SACRAMENTO, CA ~Does House Speaker Nancy Pelosi remember what happened in the 2006 elections? She represents the people’s republic of San Francisco, but she must recall that the rest of California overwhelmingly rejected ex-actor/director Rob Reiner’s government-run universal preschool initiative last June. Yet, at her recent children’s summit, Pelosi ushered in a parade of notables advocating for more government preschool.
In her remarks at the summit, Pelosi pushed for more government spending on early childhood initiatives, saying: “We know that these investments in our children today pay off many-fold in later years.” To back up this claim, keynote speaker James Heckman, a Nobel-prize-winning economist, argued that evidence from the oft-cited Perry preschool program in Michigan from the early 1960s shows that at-risk children enrolled in a high-quality preschool program later earn more money, own houses, and avoid welfare and jail at greater rates than at-risk children who didn’t attend preschool. However, in the debate over last year’s Reiner initiative, the arguments of Pelosi and Heckman were found badly wanting.

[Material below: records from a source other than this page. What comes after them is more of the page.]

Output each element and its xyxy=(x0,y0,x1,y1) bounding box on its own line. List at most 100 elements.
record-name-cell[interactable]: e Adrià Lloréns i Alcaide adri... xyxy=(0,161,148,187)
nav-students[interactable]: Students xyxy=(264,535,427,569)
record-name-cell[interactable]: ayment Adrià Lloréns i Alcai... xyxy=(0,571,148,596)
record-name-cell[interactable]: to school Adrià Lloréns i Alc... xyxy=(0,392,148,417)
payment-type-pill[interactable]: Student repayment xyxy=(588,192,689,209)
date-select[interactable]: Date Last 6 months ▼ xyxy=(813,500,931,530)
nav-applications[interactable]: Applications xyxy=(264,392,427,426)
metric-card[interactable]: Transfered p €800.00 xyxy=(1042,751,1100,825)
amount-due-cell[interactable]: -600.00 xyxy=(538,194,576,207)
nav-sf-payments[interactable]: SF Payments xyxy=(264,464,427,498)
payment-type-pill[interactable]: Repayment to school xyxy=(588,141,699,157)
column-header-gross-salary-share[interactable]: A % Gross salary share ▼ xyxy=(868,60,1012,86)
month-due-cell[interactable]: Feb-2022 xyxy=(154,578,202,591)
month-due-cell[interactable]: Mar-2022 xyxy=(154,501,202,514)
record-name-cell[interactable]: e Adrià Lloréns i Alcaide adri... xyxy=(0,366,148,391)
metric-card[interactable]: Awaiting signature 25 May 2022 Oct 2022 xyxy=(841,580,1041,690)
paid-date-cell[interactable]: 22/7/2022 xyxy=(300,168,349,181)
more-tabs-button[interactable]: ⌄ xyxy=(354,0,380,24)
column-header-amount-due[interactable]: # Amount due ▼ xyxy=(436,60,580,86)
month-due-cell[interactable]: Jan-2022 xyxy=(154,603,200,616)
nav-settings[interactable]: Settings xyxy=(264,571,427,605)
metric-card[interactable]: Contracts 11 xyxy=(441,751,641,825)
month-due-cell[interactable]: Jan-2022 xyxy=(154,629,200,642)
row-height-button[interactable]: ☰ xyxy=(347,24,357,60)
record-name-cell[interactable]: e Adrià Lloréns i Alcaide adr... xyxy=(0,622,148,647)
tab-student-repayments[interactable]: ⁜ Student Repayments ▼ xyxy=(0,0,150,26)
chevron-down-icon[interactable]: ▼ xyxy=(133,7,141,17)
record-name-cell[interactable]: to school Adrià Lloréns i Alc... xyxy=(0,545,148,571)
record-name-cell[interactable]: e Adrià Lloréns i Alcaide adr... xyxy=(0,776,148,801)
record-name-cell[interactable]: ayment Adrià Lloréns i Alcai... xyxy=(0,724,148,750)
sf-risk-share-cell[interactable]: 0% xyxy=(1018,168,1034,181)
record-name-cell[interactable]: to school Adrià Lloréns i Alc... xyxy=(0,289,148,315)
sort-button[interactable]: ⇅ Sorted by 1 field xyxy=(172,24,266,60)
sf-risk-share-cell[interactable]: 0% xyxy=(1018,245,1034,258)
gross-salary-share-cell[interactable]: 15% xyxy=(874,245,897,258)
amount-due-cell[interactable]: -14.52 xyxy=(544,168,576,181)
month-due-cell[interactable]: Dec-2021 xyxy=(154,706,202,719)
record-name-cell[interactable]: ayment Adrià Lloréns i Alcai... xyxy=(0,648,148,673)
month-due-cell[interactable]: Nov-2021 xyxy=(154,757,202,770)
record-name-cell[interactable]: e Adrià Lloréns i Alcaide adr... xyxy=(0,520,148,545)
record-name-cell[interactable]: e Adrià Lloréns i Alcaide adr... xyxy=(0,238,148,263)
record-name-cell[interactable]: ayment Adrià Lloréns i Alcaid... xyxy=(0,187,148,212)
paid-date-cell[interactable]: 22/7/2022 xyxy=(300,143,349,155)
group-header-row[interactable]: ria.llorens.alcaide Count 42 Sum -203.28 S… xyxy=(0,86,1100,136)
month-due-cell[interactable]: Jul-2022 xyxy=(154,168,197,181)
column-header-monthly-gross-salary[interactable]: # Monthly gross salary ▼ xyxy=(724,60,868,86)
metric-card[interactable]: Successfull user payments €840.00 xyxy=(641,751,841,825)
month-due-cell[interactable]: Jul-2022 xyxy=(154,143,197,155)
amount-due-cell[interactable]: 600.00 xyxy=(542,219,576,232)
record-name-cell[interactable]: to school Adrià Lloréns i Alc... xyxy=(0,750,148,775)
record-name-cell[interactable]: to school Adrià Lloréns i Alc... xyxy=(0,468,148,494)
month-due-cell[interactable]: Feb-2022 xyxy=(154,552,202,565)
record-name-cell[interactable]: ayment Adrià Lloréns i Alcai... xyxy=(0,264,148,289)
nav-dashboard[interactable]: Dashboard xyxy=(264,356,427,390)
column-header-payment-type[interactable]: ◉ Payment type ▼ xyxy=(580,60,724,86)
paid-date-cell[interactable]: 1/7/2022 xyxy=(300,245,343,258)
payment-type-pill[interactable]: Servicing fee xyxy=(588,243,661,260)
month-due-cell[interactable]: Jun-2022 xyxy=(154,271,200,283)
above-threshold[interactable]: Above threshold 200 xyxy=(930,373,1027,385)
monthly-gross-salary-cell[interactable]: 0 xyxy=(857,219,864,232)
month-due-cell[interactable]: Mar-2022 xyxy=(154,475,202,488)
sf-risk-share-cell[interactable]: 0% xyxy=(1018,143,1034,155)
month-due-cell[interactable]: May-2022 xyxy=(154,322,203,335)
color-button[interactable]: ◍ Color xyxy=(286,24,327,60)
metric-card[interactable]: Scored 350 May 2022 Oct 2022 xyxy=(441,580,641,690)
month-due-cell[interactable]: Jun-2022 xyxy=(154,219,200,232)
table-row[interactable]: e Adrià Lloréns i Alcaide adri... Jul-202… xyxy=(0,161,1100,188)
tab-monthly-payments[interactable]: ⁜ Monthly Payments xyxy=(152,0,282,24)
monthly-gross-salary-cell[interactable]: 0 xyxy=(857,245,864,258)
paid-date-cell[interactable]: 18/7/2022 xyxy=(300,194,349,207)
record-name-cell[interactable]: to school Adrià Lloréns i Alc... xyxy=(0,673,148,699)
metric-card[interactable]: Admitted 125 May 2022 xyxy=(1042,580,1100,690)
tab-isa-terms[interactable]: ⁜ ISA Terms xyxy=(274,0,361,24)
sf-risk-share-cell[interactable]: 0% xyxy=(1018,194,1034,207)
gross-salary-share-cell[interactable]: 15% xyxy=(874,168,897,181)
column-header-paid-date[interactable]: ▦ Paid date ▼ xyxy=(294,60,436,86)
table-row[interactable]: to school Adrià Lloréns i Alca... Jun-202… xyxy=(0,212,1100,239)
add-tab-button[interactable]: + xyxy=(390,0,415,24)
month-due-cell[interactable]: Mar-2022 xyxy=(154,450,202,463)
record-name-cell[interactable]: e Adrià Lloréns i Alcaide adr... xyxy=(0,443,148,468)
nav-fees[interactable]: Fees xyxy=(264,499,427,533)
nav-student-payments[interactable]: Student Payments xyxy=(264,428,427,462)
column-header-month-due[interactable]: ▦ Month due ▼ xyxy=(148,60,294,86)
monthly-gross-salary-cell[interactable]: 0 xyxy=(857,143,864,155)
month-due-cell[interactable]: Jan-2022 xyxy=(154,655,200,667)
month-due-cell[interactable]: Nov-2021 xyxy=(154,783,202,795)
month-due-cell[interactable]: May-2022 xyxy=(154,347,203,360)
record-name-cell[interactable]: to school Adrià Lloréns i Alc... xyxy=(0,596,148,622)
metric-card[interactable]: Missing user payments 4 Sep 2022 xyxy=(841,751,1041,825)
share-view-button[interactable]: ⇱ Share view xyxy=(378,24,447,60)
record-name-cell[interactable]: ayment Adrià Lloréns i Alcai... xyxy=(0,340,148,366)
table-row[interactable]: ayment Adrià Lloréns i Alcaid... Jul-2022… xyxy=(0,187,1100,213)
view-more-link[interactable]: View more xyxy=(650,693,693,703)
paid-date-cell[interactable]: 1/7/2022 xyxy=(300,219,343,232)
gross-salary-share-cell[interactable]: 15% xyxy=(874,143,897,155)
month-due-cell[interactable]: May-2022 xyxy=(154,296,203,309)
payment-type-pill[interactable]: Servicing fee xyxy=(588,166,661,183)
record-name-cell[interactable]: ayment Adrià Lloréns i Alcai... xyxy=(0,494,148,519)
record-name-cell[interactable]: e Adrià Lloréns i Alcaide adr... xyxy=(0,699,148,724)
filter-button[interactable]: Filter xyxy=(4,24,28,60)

Claims that big spending on government preschool programs result in wide long-term societal benefits are built on evidential quicksand. Various studies have shown that any benefits from preschool fade during elementary school. This is unsurprising given the poor quality of many public schools. A 2006 UC Santa Barbara longitudinal study found that “the achievement impact of preschool appears to diminish during the first four years of school.” The few studies on middle-class children found no evidence that attending preschool resulted in lasting benefits. Even among disadvantaged children, the evidence is murky.
The Perry preschool study cited by Heckman was conducted with a tiny sample of students – the experimental group, those that attended the preschool program, consisted of only 58 students. Further, in the ensuing four decades, not one study has replicated the results of the Perry program. Even well-known preschool boosters such as Yale professor Ed Ziglar have criticized the methodology of the Perry study saying that the students were unrepresentative of both the disadvantaged and mainstream populations.
Finally, as a Reason Foundation analysis pointed out, one third of the children in the Perry study dropped out of high school, one third were arrested, and three out of five participating students went on welfare. Claims, therefore, from the Perry study or others that every tax dollar spent on preschool will result in several dollars in societal benefits aren’t justified by reliable long-term evidence.
Undaunted, at the summit Pelosi released a list of Democratic priorities that included more spending on Head Start, the existing federal preschool program for poor children. Pelosi’s document claims that Head Start has served participants “extremely well for 42 years,” even though a 2001 study by a U.S. Bureau of Labor Statistics researcher found that “Head Start participation does not have long-term benefits.”
The congressional Democrats seek to raise Head Start preschool teacher qualifications and salaries. However, UC Berkeley researchers have found that claims that increased education qualifications for preschool teachers “further advances child development simply cannot be substantiated to date.” These researchers warn that paying more money to these teachers “will be costly and may not yield significant benefits for children.”
Pelosi said that because great strides have been made in understanding “how positive behaviors [of children] can be encouraged,” policies must “match the latest research.” If that’s true, then she and her Democratic colleagues should be interested in a 2005 Stanford-UC Berkeley study that found that “attendance in preschool centers, even for short periods of time each week, hinders the rate at which young children develop social skills and display the motivation to engage classroom tasks, as reported by kindergarten teachers.” The study notes especially, “This slowing of typical rates of social-emotional growth is particularly strong for Black children and for children from the poorest families.”
Pelosi’s misguided quest will result in more Washington bureaucracy and control, plus more disappointing results, all at the expense of our youngest children. This judgment also applies to Hillary Clinton’s recent $10-billion federal preschool proposal. Last year blue-state California gave a resounding thumbs down to more government-run preschool. The rest of the country should now do the same.
Lance T. Izumi is Director of Education Studies at the Pacific Research Institute.